Peer-reviewed veterinary case report
Economic principles for resource allocation decisions at national level to mitigate the effects of disease in farm animal populations.
- Journal:
- Epidemiology and infection
- Year:
- 2013
- Authors:
- Howe, K S et al.
- Affiliation:
- College of Social Sciences and International Studies · United Kingdom
Plain-English summary
This paper discusses how to effectively allocate resources to manage diseases in farm animals at a national level. It emphasizes the importance of combining knowledge about disease spread (epidemiology) with economic factors to create a tool that helps evaluate the costs and benefits of monitoring and controlling animal diseases.
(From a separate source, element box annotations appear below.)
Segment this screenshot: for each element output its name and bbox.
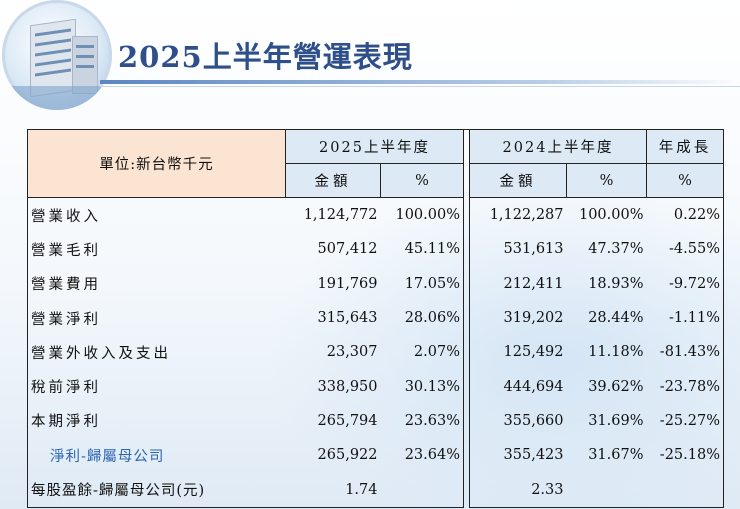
growth: -23.78%	[646, 369, 724, 404]
prior-amount: 319,202	[503, 310, 564, 327]
company-building-logo	[2, 0, 112, 110]
period-current-header: 2025上半年度	[285, 129, 464, 164]
cur-amount-header: 金額	[285, 163, 381, 198]
table-row: 營業收入 1,124,772 100.00% 1,122,287 100.00%…	[27, 197, 724, 233]
prior-pct: 28.44%	[588, 310, 644, 327]
building-side-icon	[72, 36, 98, 94]
column-gap	[463, 129, 470, 508]
cur-pct: 100.00%	[395, 207, 460, 224]
cur-pct: 17.05%	[404, 275, 460, 292]
table-row: 營業外收入及支出 23,307 2.07% 125,492 11.18% -81…	[27, 335, 724, 370]
table-row: 每股盈餘-歸屬母公司(元) 1.74 2.33	[27, 472, 724, 508]
growth: -81.43%	[646, 335, 724, 370]
prior-amount: 2.33	[469, 472, 567, 508]
prior-pct: 31.69%	[588, 412, 644, 429]
prior-amount-header: 金額	[469, 163, 567, 198]
prior-amount: 212,411	[503, 275, 564, 292]
cur-amount: 315,643	[317, 310, 378, 327]
cur-amount: 507,412	[317, 241, 378, 258]
table-row: 本期淨利 265,794 23.63% 355,660 31.69% -25.2…	[27, 403, 724, 439]
growth-pct-header: %	[646, 163, 724, 198]
row-label: 每股盈餘-歸屬母公司(元)	[27, 472, 286, 508]
page-title: 2025上半年營運表現	[118, 40, 413, 74]
growth: -25.27%	[646, 403, 724, 439]
row-label: 營業費用	[27, 266, 286, 301]
row-label: 營業收入	[27, 197, 286, 233]
row-label: 淨利-歸屬母公司	[27, 438, 286, 473]
cur-amount: 23,307	[326, 344, 378, 361]
prior-amount: 355,423	[503, 447, 564, 464]
cur-pct: 23.64%	[404, 447, 460, 464]
title-underline	[100, 80, 740, 84]
prior-pct: 11.18%	[588, 344, 644, 361]
growth	[646, 472, 724, 508]
cur-amount: 1,124,772	[303, 207, 378, 224]
table-row: 營業淨利 315,643 28.06% 319,202 28.44% -1.11…	[27, 300, 724, 336]
cur-amount: 265,922	[317, 447, 378, 464]
cur-amount: 338,950	[317, 378, 378, 395]
growth: -1.11%	[646, 300, 724, 336]
prior-pct: 39.62%	[588, 378, 644, 395]
prior-amount: 355,660	[503, 412, 564, 429]
row-label: 營業毛利	[27, 232, 286, 267]
period-prior-header: 2024上半年度	[469, 129, 647, 164]
table-row: 稅前淨利 338,950 30.13% 444,694 39.62% -23.7…	[27, 369, 724, 404]
cur-amount: 265,794	[317, 412, 378, 429]
growth: -25.18%	[646, 438, 724, 473]
prior-pct-header: %	[566, 163, 647, 198]
prior-amount: 125,492	[503, 344, 564, 361]
growth: 0.22%	[646, 197, 724, 233]
prior-pct: 100.00%	[578, 207, 644, 224]
cur-pct: 2.07%	[413, 344, 460, 361]
cur-pct: 45.11%	[404, 241, 460, 258]
growth: -9.72%	[646, 266, 724, 301]
row-label: 營業外收入及支出	[27, 335, 286, 370]
title-subline	[100, 86, 740, 87]
cur-pct: 23.63%	[404, 412, 460, 429]
prior-pct: 31.67%	[588, 447, 644, 464]
cur-amount: 1.74	[285, 472, 381, 508]
prior-pct: 18.93%	[588, 275, 644, 292]
unit-label: 單位:新台幣千元	[27, 129, 286, 198]
table-row: 營業費用 191,769 17.05% 212,411 18.93% -9.72…	[27, 266, 724, 301]
table-row: 營業毛利 507,412 45.11% 531,613 47.37% -4.55…	[27, 232, 724, 267]
cur-pct: 28.06%	[404, 310, 460, 327]
cur-pct: 30.13%	[404, 378, 460, 395]
prior-amount: 444,694	[503, 378, 564, 395]
operating-results-table: 單位:新台幣千元 2025上半年度 2024上半年度 年成長 金額 % 金額 %…	[27, 129, 724, 508]
cur-pct	[380, 472, 464, 508]
prior-amount: 531,613	[503, 241, 564, 258]
growth-header: 年成長	[646, 129, 724, 164]
prior-amount: 1,122,287	[489, 207, 564, 224]
prior-pct	[566, 472, 647, 508]
row-label: 營業淨利	[27, 300, 286, 336]
cur-amount: 191,769	[317, 275, 378, 292]
cur-pct-header: %	[380, 163, 464, 198]
row-label: 本期淨利	[27, 403, 286, 439]
table-row: 淨利-歸屬母公司 265,922 23.64% 355,423 31.67% -…	[27, 438, 724, 473]
growth: -4.55%	[646, 232, 724, 267]
row-label: 稅前淨利	[27, 369, 286, 404]
prior-pct: 47.37%	[588, 241, 644, 258]
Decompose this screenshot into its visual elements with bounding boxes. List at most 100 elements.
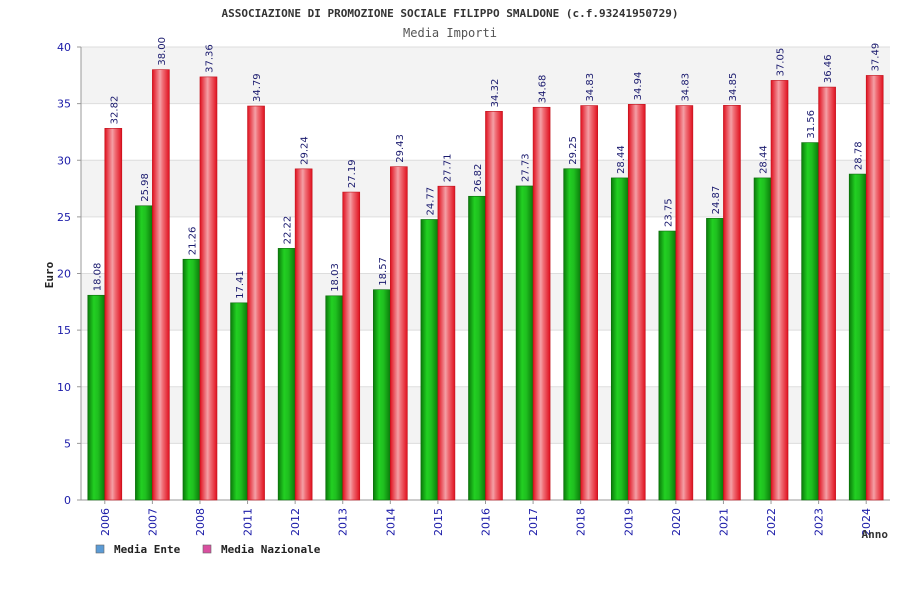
x-tick-label: 2019 [622, 508, 635, 536]
bar-data-label: 21.26 [187, 227, 198, 256]
bar-media-nazionale [865, 75, 884, 501]
legend-item-media-ente: Media Ente [95, 543, 181, 556]
bar-media-ente [563, 168, 581, 501]
legend-label-media-ente: Media Ente [114, 543, 181, 556]
x-tick-label: 2006 [99, 508, 112, 536]
x-tick-label: 2011 [242, 508, 255, 536]
bar-media-nazionale [342, 191, 361, 501]
bar-data-label: 27.71 [442, 154, 453, 183]
bar-data-label: 28.44 [759, 145, 770, 174]
bar-media-nazionale [723, 105, 741, 501]
bar-data-label: 18.57 [378, 257, 389, 286]
chart-subtitle: Media Importi [403, 26, 497, 40]
bar-media-ente [325, 295, 344, 501]
chart-title: ASSOCIAZIONE DI PROMOZIONE SOCIALE FILIP… [222, 7, 679, 20]
bar-data-label: 22.22 [283, 216, 294, 245]
bar-data-label: 37.05 [776, 48, 787, 77]
x-tick-label: 2012 [289, 508, 302, 536]
bar-data-label: 28.78 [854, 141, 865, 170]
bar-media-nazionale [247, 105, 265, 501]
bars [87, 69, 884, 501]
bar-data-label: 24.77 [425, 187, 436, 216]
bar-media-ente [87, 294, 106, 501]
bar-data-label: 26.82 [473, 164, 484, 193]
bar-media-nazionale [580, 105, 598, 501]
bar-media-ente [468, 195, 486, 501]
y-tick-label: 10 [57, 381, 71, 394]
x-tick-label: 2018 [575, 508, 588, 536]
y-axis-ticks: 0 5 10 15 20 25 30 35 40 [57, 41, 81, 507]
bar-data-label: 27.73 [521, 153, 532, 182]
bar-data-label: 23.75 [663, 198, 674, 227]
bar-data-label: 17.41 [235, 270, 246, 299]
bar-media-nazionale [675, 105, 694, 501]
x-tick-label: 2021 [717, 508, 730, 536]
x-tick-label: 2017 [527, 508, 540, 536]
bar-media-ente [658, 230, 677, 501]
legend-swatch-media-ente [95, 544, 105, 554]
x-tick-label: 2022 [765, 508, 778, 536]
bar-media-nazionale [532, 106, 551, 501]
bar-media-ente [420, 219, 439, 501]
bar-media-nazionale [152, 69, 170, 501]
bar-media-nazionale [104, 128, 123, 501]
bar-data-label: 34.68 [538, 75, 549, 104]
bar-data-label: 34.83 [680, 73, 691, 102]
bar-media-ente [182, 258, 201, 501]
bar-data-label: 32.82 [109, 96, 120, 125]
bar-media-nazionale [818, 86, 836, 501]
bar-data-label: 18.03 [330, 263, 341, 292]
bar-data-label: 24.87 [711, 186, 722, 215]
y-tick-label: 15 [57, 324, 71, 337]
bar-data-label: 34.83 [585, 73, 596, 102]
y-tick-label: 5 [64, 437, 71, 450]
bar-media-nazionale [437, 185, 456, 501]
x-tick-label: 2016 [480, 508, 493, 536]
x-tick-label: 2020 [670, 508, 683, 536]
y-tick-label: 0 [64, 494, 71, 507]
bar-data-label: 34.85 [728, 73, 739, 102]
bar-media-nazionale [627, 104, 646, 501]
x-tick-label: 2015 [432, 508, 445, 536]
x-tick-label: 2014 [384, 508, 397, 536]
bar-data-label: 37.49 [871, 43, 882, 72]
legend: Media Ente Media Nazionale [95, 543, 321, 556]
bar-media-ente [706, 218, 724, 501]
y-tick-label: 40 [57, 41, 71, 54]
x-tick-label: 2008 [194, 508, 207, 536]
bar-data-label: 29.43 [395, 134, 406, 163]
bar-media-nazionale [485, 111, 503, 501]
bar-data-label: 36.46 [823, 54, 834, 83]
y-tick-label: 25 [57, 211, 71, 224]
bar-media-ente [230, 302, 248, 501]
bar-data-label: 34.32 [490, 79, 501, 108]
bar-data-label: 34.94 [633, 72, 644, 101]
bar-data-label: 29.24 [300, 136, 311, 165]
bar-media-ente [135, 205, 153, 501]
x-tick-label: 2023 [813, 508, 826, 536]
legend-item-media-nazionale: Media Nazionale [202, 543, 321, 556]
bar-media-nazionale [294, 168, 313, 501]
bar-media-ente [515, 185, 534, 501]
bar-media-ente [277, 248, 296, 501]
bar-data-label: 34.79 [252, 73, 263, 102]
bar-media-ente [753, 177, 772, 501]
bar-media-ente [801, 142, 819, 501]
x-axis-label: Anno [862, 528, 889, 541]
bar-media-ente [848, 173, 867, 501]
bar-data-label: 18.08 [92, 263, 103, 292]
y-tick-label: 20 [57, 268, 71, 281]
legend-swatch-media-nazionale [202, 544, 212, 554]
bar-media-nazionale [199, 76, 218, 501]
bar-data-label: 29.25 [568, 136, 579, 165]
y-axis-label: Euro [43, 261, 56, 288]
bar-data-label: 38.00 [157, 37, 168, 66]
bar-media-nazionale [770, 80, 789, 501]
bar-media-ente [373, 289, 391, 501]
bar-media-ente [610, 177, 629, 501]
bar-data-label: 28.44 [616, 145, 627, 174]
y-tick-label: 35 [57, 98, 71, 111]
x-tick-label: 2007 [146, 508, 159, 536]
legend-label-media-nazionale: Media Nazionale [221, 543, 321, 556]
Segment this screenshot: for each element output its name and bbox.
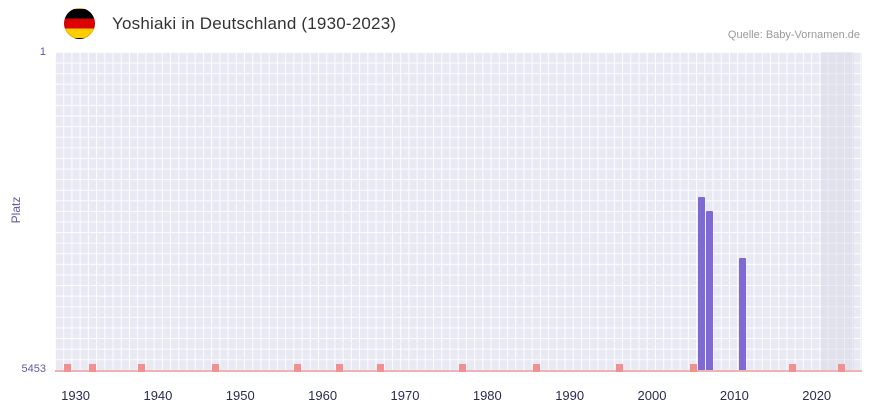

The authors explain that understanding the relationship between the resources spent on disease prevention and the losses avoided is crucial. They suggest that analyzing how different methods of surveillance and intervention can work together will help improve animal health policies and make them more cost-effective. Overall, the study aims to enhance the way we approach animal health economics.
Abstract
This paper originated in a project to develop a practical, generic tool for the economic evaluation of surveillance for farm animal diseases at national level by a state veterinary service. Fundamental to that process is integration of epidemiological and economic perspectives. Using a generalized example of epidemic disease, we show that an epidemic curve maps into its economic equivalent, a disease mitigation function, that traces the relationship between value losses avoided and mitigation resources expended. Crucially, elementary economic principles show that mitigation, defined as loss reduction achieved by surveillance and intervention, must be explicitly conceptualized as a three-variable process, and the relative contributions of surveillance and intervention resources investigated with regard to the substitution possibilities between them. Modelling the resultant mitigation surfaces for different diseases should become a standard approach to animal health policy analysis for economic efficiency, a contribution to the evolving agenda for animal health economics research.